On the bright side, Delta projected a modest March quarter refinery profit when it reported the $63 million Q4 loss in January. Delta announced in early March that the refinery was finally running at full capacity, but reduced its Q1 guidance to "breakeven", while still projecting a Q2 profit of at least $75 million. However, on Tuesday Delta announced that the Trainer refinery produced a $22 million Q1 loss due to supply disruptions and a short-term outage in part of the refinery during the quarter. Perhaps wisely, the company declined to give quantitative guidance for the refinery's profit for the rest of the year.
With Delta as a whole producing record profit, it is easier to downplay the continual disappointments of the refinery segment. Moreover, Hurricane Sandy was a once in a generation event that had a lasting impact on the refinery's operations. A large part of the Trainer refinery's underperformance can be attributed to this "exogenous" event. The refinery's profitability will also improve as Delta follows the example set by Phillips 66 and others by sourcing cheaper crude oil from North Dakota's Bakken formation and transporting it by rail to the East Coast.

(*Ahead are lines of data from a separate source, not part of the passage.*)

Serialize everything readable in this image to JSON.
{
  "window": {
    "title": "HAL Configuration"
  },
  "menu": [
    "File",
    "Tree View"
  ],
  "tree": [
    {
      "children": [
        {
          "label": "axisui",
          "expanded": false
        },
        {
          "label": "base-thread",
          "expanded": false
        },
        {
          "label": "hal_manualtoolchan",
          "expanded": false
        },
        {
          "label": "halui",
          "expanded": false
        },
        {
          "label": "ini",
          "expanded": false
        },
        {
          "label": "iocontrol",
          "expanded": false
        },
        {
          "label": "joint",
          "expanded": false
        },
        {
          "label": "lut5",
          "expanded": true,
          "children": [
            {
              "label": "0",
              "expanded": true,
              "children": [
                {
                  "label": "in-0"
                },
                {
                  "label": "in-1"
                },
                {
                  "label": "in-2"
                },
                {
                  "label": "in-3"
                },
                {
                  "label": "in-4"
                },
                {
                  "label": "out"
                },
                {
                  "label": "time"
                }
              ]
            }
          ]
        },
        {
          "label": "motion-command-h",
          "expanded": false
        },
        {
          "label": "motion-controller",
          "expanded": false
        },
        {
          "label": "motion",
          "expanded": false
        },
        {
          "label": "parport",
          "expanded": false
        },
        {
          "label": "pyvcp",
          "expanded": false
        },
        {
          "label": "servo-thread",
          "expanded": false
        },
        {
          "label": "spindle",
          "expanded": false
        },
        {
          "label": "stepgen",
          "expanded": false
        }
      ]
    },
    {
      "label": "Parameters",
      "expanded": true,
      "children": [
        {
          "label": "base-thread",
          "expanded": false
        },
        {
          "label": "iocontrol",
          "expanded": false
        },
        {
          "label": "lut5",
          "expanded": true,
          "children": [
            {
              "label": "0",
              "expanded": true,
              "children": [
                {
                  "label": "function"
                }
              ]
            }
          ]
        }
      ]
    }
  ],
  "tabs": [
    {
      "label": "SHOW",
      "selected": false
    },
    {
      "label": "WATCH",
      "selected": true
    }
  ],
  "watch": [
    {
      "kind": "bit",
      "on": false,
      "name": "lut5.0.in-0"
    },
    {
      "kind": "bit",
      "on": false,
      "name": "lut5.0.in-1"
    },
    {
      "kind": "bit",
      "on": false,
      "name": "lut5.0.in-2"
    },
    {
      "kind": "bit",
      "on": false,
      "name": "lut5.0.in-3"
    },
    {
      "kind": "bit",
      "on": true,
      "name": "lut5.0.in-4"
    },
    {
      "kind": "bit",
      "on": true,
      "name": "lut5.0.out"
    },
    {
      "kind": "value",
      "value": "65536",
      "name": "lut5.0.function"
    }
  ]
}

Nevertheless, investors should keep an eye on the Trainer refinery's profitability through the rest of 2013. While Delta's initial investment in the refinery was relatively minimal at $300 million, the recent operating losses have driven up the effective cost. If the refinery continues to be a drag on earnings, it could offset Delta's relatively strong performance in the core airline business, and hurt its stock.